On Sun, 2010-09-12 at 22:30 +0200, Vincent Danjean wrote:
> On 12/09/2010 12:43, Arthur de Jong wrote:
> > First of all, it is recommended to use and IP address for your LDAP
> > server or at least something that can be locally resolved.
> > Otherwise, if your DNS server is unavailable your LDAP server will
> > also be unavailable.
> 
> It is a workaround and perhaps a better configuration. But, as all my
> servers are VM on one host, it is very infrequent that one works but
> not the others...

Another workaround is putting the LDAP server in /etc/hosts. It is
slightly nicer and it also speeds things up if DNS is not available
because the OpenLDAP library does address to hostname lookups in some
cases.

> You miss my point: I got the two kind of answers serveral times, in
> any order. It is not because I got the answer one time that the next
> one will be ok (and even when I got the answer, it is *very* long to
> get (several seconds)). And I suspect (not tested) that if all nslcd
> threads try to answer when resolv.conf is wrong, then I would never
> got any answer once resolv.conf is good.

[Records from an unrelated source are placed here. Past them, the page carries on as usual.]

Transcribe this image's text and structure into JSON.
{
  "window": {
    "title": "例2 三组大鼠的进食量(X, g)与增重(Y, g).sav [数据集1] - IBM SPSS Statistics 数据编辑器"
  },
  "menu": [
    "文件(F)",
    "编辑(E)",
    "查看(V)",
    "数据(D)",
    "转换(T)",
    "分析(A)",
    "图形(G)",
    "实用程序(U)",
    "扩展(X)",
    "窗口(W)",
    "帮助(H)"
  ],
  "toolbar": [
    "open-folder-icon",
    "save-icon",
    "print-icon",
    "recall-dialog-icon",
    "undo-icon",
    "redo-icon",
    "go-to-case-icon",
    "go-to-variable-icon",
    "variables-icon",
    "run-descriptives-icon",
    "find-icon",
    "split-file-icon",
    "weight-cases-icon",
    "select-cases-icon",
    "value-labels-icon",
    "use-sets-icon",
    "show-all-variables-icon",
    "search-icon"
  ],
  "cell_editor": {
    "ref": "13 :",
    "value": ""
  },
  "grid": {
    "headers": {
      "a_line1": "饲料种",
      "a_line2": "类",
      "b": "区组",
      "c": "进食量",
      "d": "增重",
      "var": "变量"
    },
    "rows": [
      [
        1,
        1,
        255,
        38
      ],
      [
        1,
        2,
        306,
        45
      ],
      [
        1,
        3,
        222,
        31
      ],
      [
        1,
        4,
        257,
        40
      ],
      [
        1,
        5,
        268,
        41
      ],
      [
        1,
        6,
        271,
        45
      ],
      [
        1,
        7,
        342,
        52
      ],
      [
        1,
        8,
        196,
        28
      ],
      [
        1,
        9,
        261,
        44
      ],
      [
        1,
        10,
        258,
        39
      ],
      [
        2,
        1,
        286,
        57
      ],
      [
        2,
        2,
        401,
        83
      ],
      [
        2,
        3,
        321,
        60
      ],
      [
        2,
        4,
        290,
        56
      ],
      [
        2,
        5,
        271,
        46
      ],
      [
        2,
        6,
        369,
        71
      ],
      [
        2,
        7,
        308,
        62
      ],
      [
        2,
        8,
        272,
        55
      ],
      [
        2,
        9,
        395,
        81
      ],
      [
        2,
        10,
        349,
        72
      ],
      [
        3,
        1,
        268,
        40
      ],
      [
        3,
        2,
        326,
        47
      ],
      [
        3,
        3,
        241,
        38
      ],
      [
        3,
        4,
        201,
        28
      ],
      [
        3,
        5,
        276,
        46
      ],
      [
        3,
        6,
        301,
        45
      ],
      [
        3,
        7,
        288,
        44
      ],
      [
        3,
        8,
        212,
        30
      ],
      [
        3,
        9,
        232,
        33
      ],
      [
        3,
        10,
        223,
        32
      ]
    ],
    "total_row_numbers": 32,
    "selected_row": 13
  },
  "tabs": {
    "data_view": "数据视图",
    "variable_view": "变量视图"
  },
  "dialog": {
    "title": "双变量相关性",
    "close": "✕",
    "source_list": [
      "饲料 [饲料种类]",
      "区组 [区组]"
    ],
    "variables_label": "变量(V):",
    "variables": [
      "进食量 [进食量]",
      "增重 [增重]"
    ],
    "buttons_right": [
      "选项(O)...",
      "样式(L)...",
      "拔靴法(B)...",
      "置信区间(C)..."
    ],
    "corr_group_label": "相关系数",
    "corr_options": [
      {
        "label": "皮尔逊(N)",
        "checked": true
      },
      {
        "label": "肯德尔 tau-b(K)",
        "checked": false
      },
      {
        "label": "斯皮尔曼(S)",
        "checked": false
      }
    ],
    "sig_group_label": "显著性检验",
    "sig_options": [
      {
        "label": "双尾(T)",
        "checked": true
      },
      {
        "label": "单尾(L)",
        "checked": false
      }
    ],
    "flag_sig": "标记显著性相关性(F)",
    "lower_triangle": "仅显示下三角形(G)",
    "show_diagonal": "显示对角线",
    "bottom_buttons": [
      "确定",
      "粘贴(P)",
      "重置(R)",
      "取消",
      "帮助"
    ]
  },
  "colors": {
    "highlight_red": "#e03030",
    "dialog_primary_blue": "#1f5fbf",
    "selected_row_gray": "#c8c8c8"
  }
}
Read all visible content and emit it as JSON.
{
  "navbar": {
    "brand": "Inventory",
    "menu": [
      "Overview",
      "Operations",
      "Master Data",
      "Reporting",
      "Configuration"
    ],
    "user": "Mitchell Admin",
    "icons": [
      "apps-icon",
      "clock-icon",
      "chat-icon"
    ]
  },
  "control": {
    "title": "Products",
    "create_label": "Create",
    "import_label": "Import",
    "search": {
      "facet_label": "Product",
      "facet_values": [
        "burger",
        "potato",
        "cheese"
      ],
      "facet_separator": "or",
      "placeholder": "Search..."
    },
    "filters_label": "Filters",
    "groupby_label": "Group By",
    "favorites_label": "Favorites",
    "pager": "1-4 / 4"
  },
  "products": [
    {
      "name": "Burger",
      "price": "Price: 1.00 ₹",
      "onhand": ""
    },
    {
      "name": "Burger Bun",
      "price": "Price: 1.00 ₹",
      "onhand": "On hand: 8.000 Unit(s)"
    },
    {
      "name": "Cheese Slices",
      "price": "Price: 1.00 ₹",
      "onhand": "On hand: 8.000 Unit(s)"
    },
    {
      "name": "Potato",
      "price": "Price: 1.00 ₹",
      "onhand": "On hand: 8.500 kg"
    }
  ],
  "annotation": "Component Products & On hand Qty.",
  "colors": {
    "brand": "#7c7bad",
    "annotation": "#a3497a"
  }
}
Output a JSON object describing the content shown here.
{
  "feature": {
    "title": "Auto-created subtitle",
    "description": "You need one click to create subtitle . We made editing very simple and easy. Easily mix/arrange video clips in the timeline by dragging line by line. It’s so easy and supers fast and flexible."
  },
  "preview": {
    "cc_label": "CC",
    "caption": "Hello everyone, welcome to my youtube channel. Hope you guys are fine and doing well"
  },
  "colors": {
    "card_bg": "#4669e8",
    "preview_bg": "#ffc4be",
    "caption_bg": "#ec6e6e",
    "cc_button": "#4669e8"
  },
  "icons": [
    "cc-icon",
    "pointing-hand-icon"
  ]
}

I think I understand now, you get failures mixed with success results
right after nsswitch.conf is valid. Also, when nsswitch.conf is correct
one in about 5 requests keeps returning failures.

I can reproduce this in my test environment which is good. The bad part
is that I haven't narrowed it down yet. I suspect it is either a bug in
OpenLDAP that is caching some hostname information somewhere but I think
it is more likely a bug in glibc that doesn't correctly
reload /etc/resolv.conf in threaded applications.

From what I gathered with strace it seems that some tests are in place
to reload /etc/resolv.conf if the file has changed (at leasts a stat()
is done). The first time the file is loaded twice and also twice if the
file was modified but I don't think it is reloaded by the thread that
originally failed if it was reloaded again by another thread. My guess
is that the cached contents of /etc/resolv.conf is thread local but the
timestamp that is used for the stat() is global.

Anyway, I will try to make a test application to reproduce this and file
a bugreport in glibc if the above is confirmed.

> The problem is that there is *no* timeout for bad DNS resolution: I got
> "no available LDAP server found, sleeping 1 seconds" during about
> 10 hours (ie between my restart of the host that trigger the problem
> to my wakeup next week when I tried to logging and look at the logs
> sent by logcheck: cron is regularly using nslcd).

The problem is that if a bad thread is triggered the retry-mechanism
will kick in and prevent other threads from even trying a request. If
more than a couple of requests came in with the bad /etc/resolv.conf
this would eventually result in most threads being dysfunctional.

Anyway, thanks for the clarification.